En la película, algunos efectos especiales bastante pobres. Esta bien que la película tiene más de cincuenta años. Es una suerte que sea a color. El mar rojo de sangre. En el libro, descripciones detalladas de las partes de los cetáceos, de los productos que se obtienen, de las diferentes formas de cazarlas y desollarlas. Starbuck, Stubb, Pip, Flask. Leviatán, Timor Tom, Jack, Morquan. Mapas, cartografías, un compás, arpones afilados, sogas. La libertad del vigía, arriba del mástil, con el horizonte ilimitado. Escenas que se repiten. Hombre al agua: mal agüero. El futuro en los huesos, según Queequeg. Su propio ataúd anticipado. Cetología. Motín. La espera.

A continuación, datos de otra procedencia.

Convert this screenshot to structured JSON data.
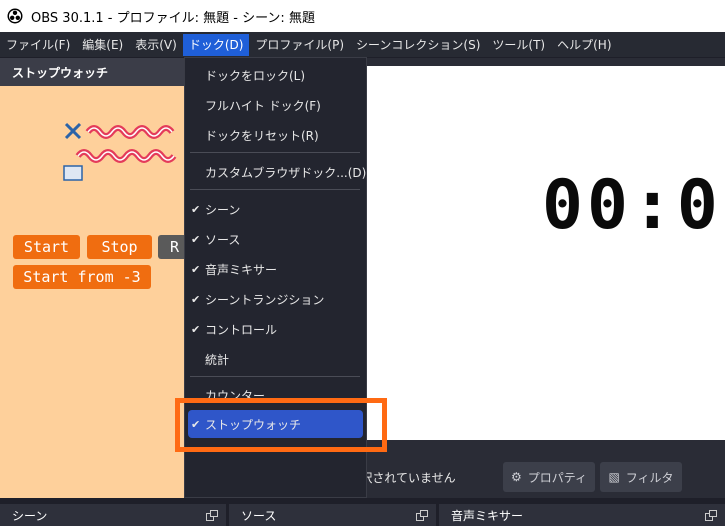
{
  "window": {
    "title": "OBS 30.1.1 - プロファイル: 無題 - シーン: 無題"
  },
  "menubar": {
    "items": [
      "ファイル(F)",
      "編集(E)",
      "表示(V)",
      "ドック(D)",
      "プロファイル(P)",
      "シーンコレクション(S)",
      "ツール(T)",
      "ヘルプ(H)"
    ],
    "active": "ドック(D)"
  },
  "stopwatch_dock": {
    "title": "ストップウォッチ",
    "buttons": {
      "start": "Start",
      "stop": "Stop",
      "reset": "R",
      "start_from": "Start from -3"
    }
  },
  "preview": {
    "timer_text": "00:0"
  },
  "controls": {
    "no_source": "ソースが選択されていません",
    "properties": "プロパティ",
    "filters": "フィルタ"
  },
  "bottom_panels": {
    "scenes": "シーン",
    "sources": "ソース",
    "audio_mixer": "音声ミキサー"
  },
  "dock_menu": {
    "lock": "ドックをロック(L)",
    "full_height": "フルハイト ドック(F)",
    "reset": "ドックをリセット(R)",
    "custom_browser": "カスタムブラウザドック...(D)",
    "scenes": "シーン",
    "sources": "ソース",
    "audio_mixer": "音声ミキサー",
    "scene_transitions": "シーントランジション",
    "controls": "コントロール",
    "stats": "統計",
    "counter": "カウンター",
    "stopwatch": "ストップウォッチ"
  },
  "colors": {
    "accent": "#f06d10",
    "highlight": "#ff6a13",
    "menu_selected": "#2f56c9"
  }
}
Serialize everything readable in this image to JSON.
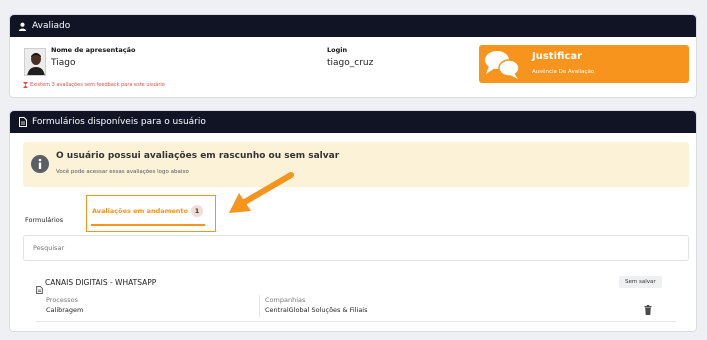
{
  "evaluated": {
    "title": "Avaliado",
    "name_label": "Nome de apresentação",
    "name_value": "Tiago",
    "login_label": "Login",
    "login_value": "tiago_cruz",
    "warning": "Existem 3 avaliações sem feedback para este usuário",
    "justify_title": "Justificar",
    "justify_subtitle": "Ausência De Avaliação"
  },
  "forms": {
    "title": "Formulários disponíveis para o usuário",
    "alert_title": "O usuário possui avaliações em rascunho ou sem salvar",
    "alert_text": "Você pode acessar essas avaliações logo abaixo",
    "tabs": [
      {
        "label": "Formulários"
      },
      {
        "label": "Avaliações em andamento",
        "badge": "1"
      }
    ],
    "search_placeholder": "Pesquisar",
    "item": {
      "title": "CANAIS DIGITAIS - WHATSAPP",
      "status": "Sem salvar",
      "process_label": "Processos",
      "process_value": "Calibragem",
      "company_label": "Companhias",
      "company_value": "CentralGlobal Soluções & Filiais"
    }
  },
  "colors": {
    "header": "#111424",
    "accent": "#f7941d",
    "alert_bg": "#fbf2d8",
    "warning": "#d9534f"
  }
}
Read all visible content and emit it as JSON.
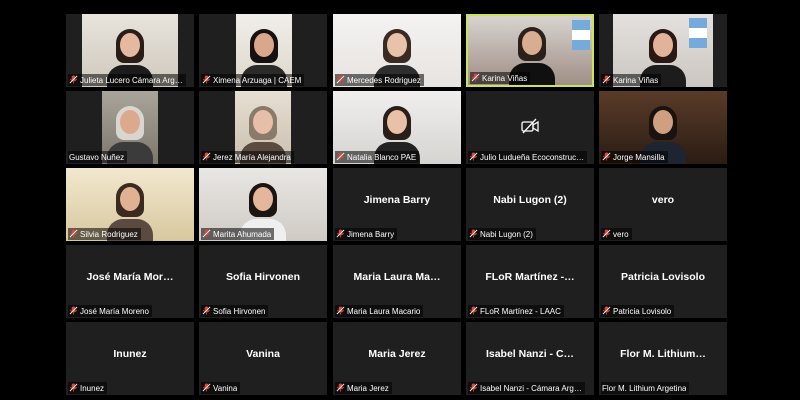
{
  "colors": {
    "tile_bg": "#1f1f1f",
    "active_border": "#c9e35a",
    "muted_mic": "#e0443a"
  },
  "participants": [
    {
      "label": "Julieta Lucero Cámara Arg…",
      "muted": true,
      "video": true
    },
    {
      "label": "Ximena Arzuaga | CAEM",
      "muted": true,
      "video": true
    },
    {
      "label": "Mercedes Rodriguez",
      "muted": true,
      "video": true
    },
    {
      "label": "Karina Viñas",
      "muted": true,
      "video": true,
      "active": true
    },
    {
      "label": "Karina Viñas",
      "muted": true,
      "video": true
    },
    {
      "label": "Gustavo Nuñez",
      "muted": false,
      "video": true
    },
    {
      "label": "Jerez María Alejandra",
      "muted": true,
      "video": true
    },
    {
      "label": "Natalia Blanco PAE",
      "muted": true,
      "video": true
    },
    {
      "label": "Julio Ludueña Ecoconstruc…",
      "muted": true,
      "video": false,
      "camera_off_icon": true
    },
    {
      "label": "Jorge Mansilla",
      "muted": true,
      "video": true
    },
    {
      "label": "Silvia Rodriguez",
      "muted": true,
      "video": true
    },
    {
      "label": "Marita Ahumada",
      "muted": true,
      "video": true
    },
    {
      "label": "Jimena Barry",
      "display": "Jimena Barry",
      "muted": true,
      "video": false
    },
    {
      "label": "Nabi Lugon (2)",
      "display": "Nabi Lugon (2)",
      "muted": true,
      "video": false
    },
    {
      "label": "vero",
      "display": "vero",
      "muted": true,
      "video": false
    },
    {
      "label": "José María Moreno",
      "display": "José María Mor…",
      "muted": true,
      "video": false
    },
    {
      "label": "Sofia Hirvonen",
      "display": "Sofia Hirvonen",
      "muted": true,
      "video": false
    },
    {
      "label": "Maria Laura Macario",
      "display": "Maria Laura Ma…",
      "muted": true,
      "video": false
    },
    {
      "label": "FLoR Martínez - LAAC",
      "display": "FLoR Martínez -…",
      "muted": true,
      "video": false
    },
    {
      "label": "Patricia Lovisolo",
      "display": "Patricia Lovisolo",
      "muted": true,
      "video": false
    },
    {
      "label": "Inunez",
      "display": "Inunez",
      "muted": true,
      "video": false
    },
    {
      "label": "Vanina",
      "display": "Vanina",
      "muted": true,
      "video": false
    },
    {
      "label": "Maria Jerez",
      "display": "Maria Jerez",
      "muted": true,
      "video": false
    },
    {
      "label": "Isabel Nanzi -  Cámara Arg…",
      "display": "Isabel Nanzi -  C…",
      "muted": true,
      "video": false
    },
    {
      "label": "Flor M. Lithium Argetina",
      "display": "Flor M. Lithium…",
      "muted": false,
      "video": false
    }
  ]
}
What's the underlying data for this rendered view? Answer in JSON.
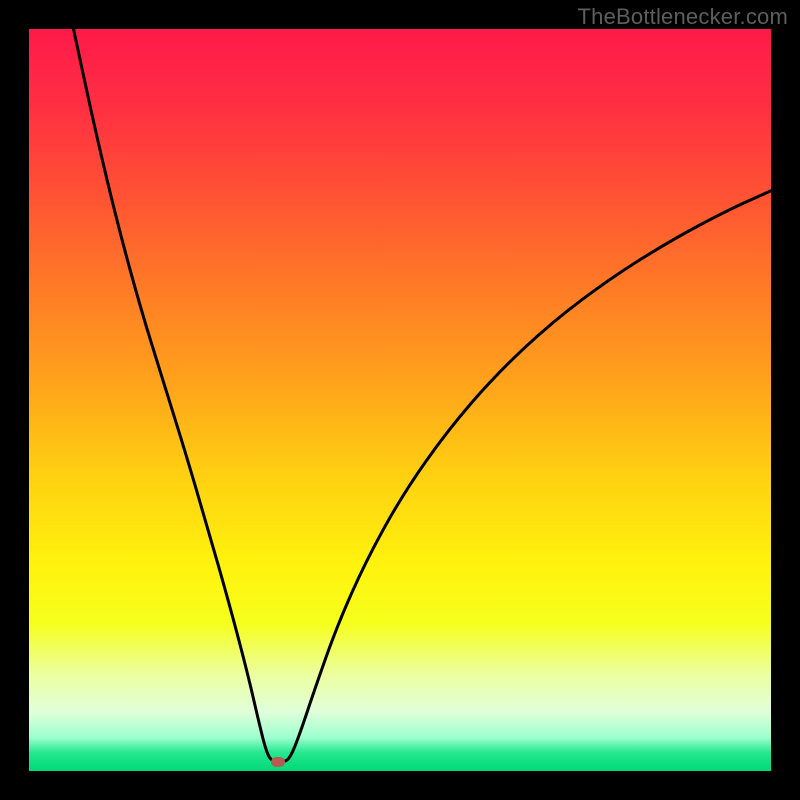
{
  "watermark": "TheBottlenecker.com",
  "colors": {
    "frame": "#000000",
    "marker": "#b65c52",
    "curve": "#000000",
    "gradient_stops": [
      {
        "offset": 0.0,
        "color": "#ff1a49"
      },
      {
        "offset": 0.1,
        "color": "#ff2e43"
      },
      {
        "offset": 0.22,
        "color": "#ff5134"
      },
      {
        "offset": 0.35,
        "color": "#ff7b26"
      },
      {
        "offset": 0.48,
        "color": "#ffa41b"
      },
      {
        "offset": 0.6,
        "color": "#ffd011"
      },
      {
        "offset": 0.72,
        "color": "#fff20d"
      },
      {
        "offset": 0.8,
        "color": "#f6ff1c"
      },
      {
        "offset": 0.87,
        "color": "#ecffa0"
      },
      {
        "offset": 0.92,
        "color": "#e0ffda"
      },
      {
        "offset": 0.955,
        "color": "#9dffce"
      },
      {
        "offset": 0.975,
        "color": "#25e88f"
      },
      {
        "offset": 1.0,
        "color": "#00d977"
      }
    ]
  },
  "chart_data": {
    "type": "line",
    "title": "",
    "xlabel": "",
    "ylabel": "",
    "xlim": [
      0,
      100
    ],
    "ylim": [
      0,
      100
    ],
    "marker": {
      "x": 33.5,
      "y": 1.2
    },
    "series": [
      {
        "name": "bottleneck-curve",
        "points": [
          {
            "x": 6.0,
            "y": 100.0
          },
          {
            "x": 9.0,
            "y": 86.0
          },
          {
            "x": 12.0,
            "y": 73.5
          },
          {
            "x": 15.0,
            "y": 62.5
          },
          {
            "x": 18.0,
            "y": 52.8
          },
          {
            "x": 21.0,
            "y": 43.2
          },
          {
            "x": 24.0,
            "y": 33.0
          },
          {
            "x": 27.0,
            "y": 22.5
          },
          {
            "x": 29.5,
            "y": 13.0
          },
          {
            "x": 31.0,
            "y": 6.5
          },
          {
            "x": 32.0,
            "y": 2.5
          },
          {
            "x": 32.8,
            "y": 1.2
          },
          {
            "x": 34.5,
            "y": 1.2
          },
          {
            "x": 35.3,
            "y": 2.0
          },
          {
            "x": 36.5,
            "y": 5.0
          },
          {
            "x": 38.5,
            "y": 11.0
          },
          {
            "x": 41.5,
            "y": 19.5
          },
          {
            "x": 45.5,
            "y": 28.5
          },
          {
            "x": 50.5,
            "y": 37.5
          },
          {
            "x": 56.5,
            "y": 46.0
          },
          {
            "x": 63.0,
            "y": 53.5
          },
          {
            "x": 70.5,
            "y": 60.5
          },
          {
            "x": 78.5,
            "y": 66.5
          },
          {
            "x": 86.5,
            "y": 71.5
          },
          {
            "x": 94.0,
            "y": 75.5
          },
          {
            "x": 100.0,
            "y": 78.2
          }
        ]
      }
    ]
  }
}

En el libro, el tipo que se cae dentro de la cabeza de la ballena, al querer sacar el ámbar. Encuentros con otros barcos. La pelea de Ahab con Dios, así, con mayúsculas. El dios del antiguo testamento: rayos y truenos, tormentas bíblicas. Arpones templados en sangre con alto porcentaje de ron. Tormenta sobre el mar. ¿El fuego de San Telmo? ¿Qué era eso? Recapitulación de Ahab, su vida, su venganza, sus secretos. ¿Ahab es Ahab? El guión de Ray Bradbury por momentos es literal. Saca frases completas. “La sinfonía” o cómo se debe rematar perfectamente un relato. Encuentro con la ballena, final con muerte y un cajón que flota con Ismael encima. Un gran dios blanco, dice Pip. La predicción de Elías se cumple.